Way to register custom datapipe functional method to pyi?

Kiuk_Chung · October 6, 2022, 6:23pm

If I implemented a custom DataPipe (iter or map) as:

@functional_datapipe("foo")
class FooPipe(IterDataPipe[str]):
    ...

Is there a way I can add the functional datapipe method foo torchdata.datapipes.iter.IterDataPipe so that auto-complete would work in an IDE?

I see that the functional methods for pipes supported natively by torchdata are added in torchdata.datapipes.iter|map.__init__.pyi and hence I get nice TAB-completion support in an IDE/interpreter.

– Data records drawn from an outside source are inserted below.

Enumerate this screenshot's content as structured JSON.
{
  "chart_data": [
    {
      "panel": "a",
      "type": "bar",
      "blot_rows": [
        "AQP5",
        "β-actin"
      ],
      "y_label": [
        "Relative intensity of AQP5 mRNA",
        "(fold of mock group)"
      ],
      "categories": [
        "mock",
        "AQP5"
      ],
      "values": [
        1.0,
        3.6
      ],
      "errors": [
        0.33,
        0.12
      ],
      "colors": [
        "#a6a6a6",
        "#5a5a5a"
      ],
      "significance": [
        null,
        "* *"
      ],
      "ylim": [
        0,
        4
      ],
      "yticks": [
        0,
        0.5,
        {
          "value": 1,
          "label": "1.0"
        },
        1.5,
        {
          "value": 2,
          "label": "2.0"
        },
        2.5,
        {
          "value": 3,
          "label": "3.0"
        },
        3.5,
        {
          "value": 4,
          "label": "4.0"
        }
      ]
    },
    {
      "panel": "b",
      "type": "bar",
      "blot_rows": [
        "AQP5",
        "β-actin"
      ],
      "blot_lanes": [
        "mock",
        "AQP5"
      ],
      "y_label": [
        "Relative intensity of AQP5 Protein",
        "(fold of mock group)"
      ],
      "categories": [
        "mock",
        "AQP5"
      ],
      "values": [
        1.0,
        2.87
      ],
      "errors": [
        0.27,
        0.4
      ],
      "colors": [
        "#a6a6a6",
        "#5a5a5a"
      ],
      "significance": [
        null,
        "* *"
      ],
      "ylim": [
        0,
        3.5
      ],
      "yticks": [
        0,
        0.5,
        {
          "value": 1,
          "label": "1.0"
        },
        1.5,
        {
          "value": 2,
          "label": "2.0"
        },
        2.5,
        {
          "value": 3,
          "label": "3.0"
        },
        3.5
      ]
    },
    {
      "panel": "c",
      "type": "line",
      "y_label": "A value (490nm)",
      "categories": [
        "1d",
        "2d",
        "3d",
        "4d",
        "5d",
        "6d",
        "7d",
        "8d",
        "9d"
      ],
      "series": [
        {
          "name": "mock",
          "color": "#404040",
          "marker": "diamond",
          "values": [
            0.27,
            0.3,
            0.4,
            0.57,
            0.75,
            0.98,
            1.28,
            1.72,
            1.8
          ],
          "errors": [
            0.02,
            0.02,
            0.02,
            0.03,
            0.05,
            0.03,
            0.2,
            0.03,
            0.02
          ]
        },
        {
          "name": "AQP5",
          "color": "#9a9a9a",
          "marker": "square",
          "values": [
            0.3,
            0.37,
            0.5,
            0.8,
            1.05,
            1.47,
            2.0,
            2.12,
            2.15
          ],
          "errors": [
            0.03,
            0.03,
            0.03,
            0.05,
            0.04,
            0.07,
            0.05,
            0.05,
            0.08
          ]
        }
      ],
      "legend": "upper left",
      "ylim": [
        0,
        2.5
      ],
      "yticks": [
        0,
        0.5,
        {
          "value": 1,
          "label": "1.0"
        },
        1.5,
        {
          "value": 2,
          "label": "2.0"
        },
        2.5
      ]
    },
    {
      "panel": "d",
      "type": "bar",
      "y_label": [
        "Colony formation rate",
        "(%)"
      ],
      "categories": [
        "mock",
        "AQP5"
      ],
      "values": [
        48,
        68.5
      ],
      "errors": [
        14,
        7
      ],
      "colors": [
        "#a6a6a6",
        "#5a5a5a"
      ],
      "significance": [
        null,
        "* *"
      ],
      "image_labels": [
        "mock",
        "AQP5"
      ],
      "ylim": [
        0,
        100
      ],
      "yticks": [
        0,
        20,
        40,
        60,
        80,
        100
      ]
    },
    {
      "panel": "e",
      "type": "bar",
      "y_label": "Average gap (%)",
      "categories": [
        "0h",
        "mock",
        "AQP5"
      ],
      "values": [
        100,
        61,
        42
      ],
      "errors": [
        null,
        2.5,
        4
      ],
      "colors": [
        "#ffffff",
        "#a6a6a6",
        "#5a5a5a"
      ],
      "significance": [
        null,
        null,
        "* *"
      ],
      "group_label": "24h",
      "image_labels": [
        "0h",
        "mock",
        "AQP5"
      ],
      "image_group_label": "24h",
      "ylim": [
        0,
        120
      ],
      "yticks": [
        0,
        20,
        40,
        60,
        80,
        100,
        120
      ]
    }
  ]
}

Additionally for datapipes that are supposed to be used at the head of the chain (e.g. those that don’t take a source pipe). Is there a way to access them functionally (see example below):

@functional_datapipe("s3_list")
class CustomS3ListDatapipe(IterDataPipe[str]):
    def __init__(bucket: str, key: str):
         # no source data pipe required
         ...

# any way I can use CustomS3ListDatapipe as
import torchdata.datapipes.iter as pipe

pipe.s3_list(bucket="foo", key="bar").map(...).load_files_by_s3()

# instead of

CustomS3ListDatapipe(bucket="foo", key="bar").map(...).load_files_by_s3()

nivek · October 7, 2022, 8:46pm

Adding custom DataPipe functional method to .pyi

It is currently not possible because we generate the .pyi ahead of time. If you are building from source, you can potentially add your custom DataPipe to torchdata.datapipes.iter and run python setup.py develop to update the relevant .pyi file . I understand that this is cumbersome and unlikely to be useful for you.

The better approach that we have considered is to update the .pyi file when register_datapipe_as_function is called, but we have not found the time to do that yet. Since that is called by the decorator @functional_datapipe, it will ensure that user defined DataPipes can be added for IDE auto completion as well.

We are happy to accept PR/suggestion related to this issue. See the related open issue here.

Using pipe.s3_list instead of the class name

We likely will not provide that option since @functional_datapipe is meant to be applied onto DataPipe and using the class name may only use a few more characters. Let us know if there is any reason why that may be needed.

Kiuk_Chung · October 10, 2022, 5:40pm

Thanks for pointing to the related issue! As for #2, mostly just wondering whether its possible for consistency sake - for those datapipes that do not accept source pipes as ctor args, if there was a way to register them as functions to torchdata.datapipes.iter (or map) then we can go purely functional. But not a big deal if not supported.